Hi Carl, you are right, there are similarities between the Deep Ensemble approach and MDNs. However, in the case of Deep Ensembles, the individual density prediction networks are trained and evaluated independently from each other. This increases the variance prediction in regions where we have a lack of training data, which is what we want. Also, the mixing coefficient is fixed while, for MDNs, it is part of the prediction. Generally, Deep Ensembles do not aim at predicting a mixture density. The technique is merely used to average multiple results. In this work, we have made very strong assumptions about the distribution of our data, which is why we only used a (single) Gaussian model. Theoretically however, Deep Ensembles are able to model any parametric density, it just needs to be known in advance.

Wonderful explaination. Thank you.

Thank you!

I think MC dropout method deduces aleatory uncertainty not the epistemic. Because Epistemic uncertainty comes from lack of the data, but MC dropout didn’t deal about anything about this lacking. On the other hand, the model could learn the intrinsic randomness in the data, so aleatory uncertainty could be lower. I want to know what you think about this

MC-Dropout is able to capture both aleatory uncertainty as well as epistemic uncertainty to some degree. Aleatory uncertainty is learned because different random subsets of the network see different data. This results in a corresponding variance at prediction time. On the other hand, in areas with a lack of data, we expect the random subsets to behave somewhat arbitrarily, which will result in a high variance as well. This can be seen in Figure 12.

I don’t quite understand why to use KL divergence as a criterion. Specifically, what do P and Q refer to respectively here?

Here, KL divergence is used as a „metric“ (not in mathematical terms) for the match between our distribution estimation and the true distribution of the synthetic data (represented by P and Q). Since we want our estimation to match the true distribution, a small KL divergence indicates a good fit.

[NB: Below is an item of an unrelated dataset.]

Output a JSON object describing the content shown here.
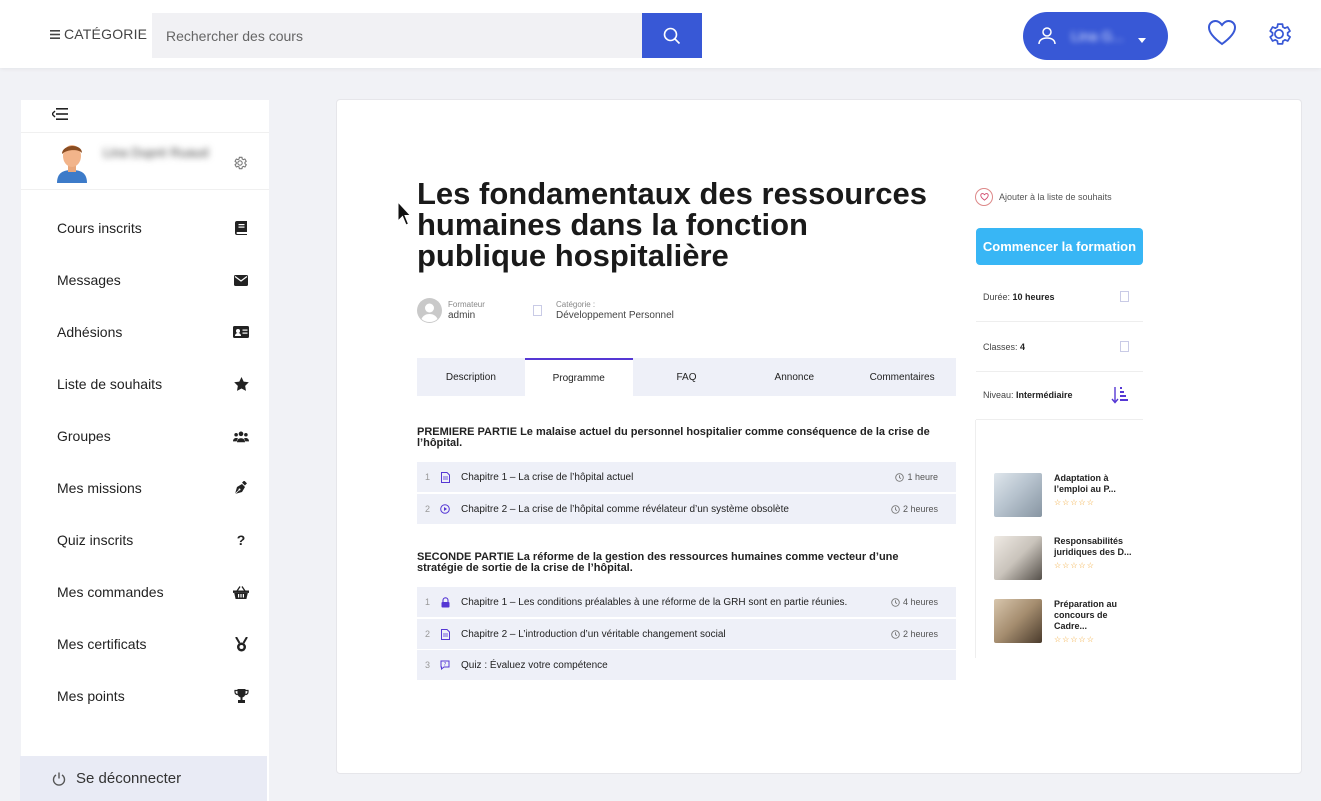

How does deep ensemble quantify uncertainty in classification tasks?

My focus was mainly on the regression setup. However, for details regarding classification problems, you can have a look at the original papers linked below.

Very well Explained! Thank you 🙂

Is there code to repeat these experiments available? I would like to try removing data-points in the middle, and seeing how the various models perform with respect to interpolation.

Hi David, unfortunately there is no well-maintained code repository for this blog post. However, I encourage you to give it a shot yourself. Especially the implementations of the Dropout and Deep Ensemble approaches are straight forward. I personally used PyTorch but any other ML framework certainly works as well. You can find more information about the approaches and hyperparameters in my thesis, which is linked as a source. Best wishes, Simon.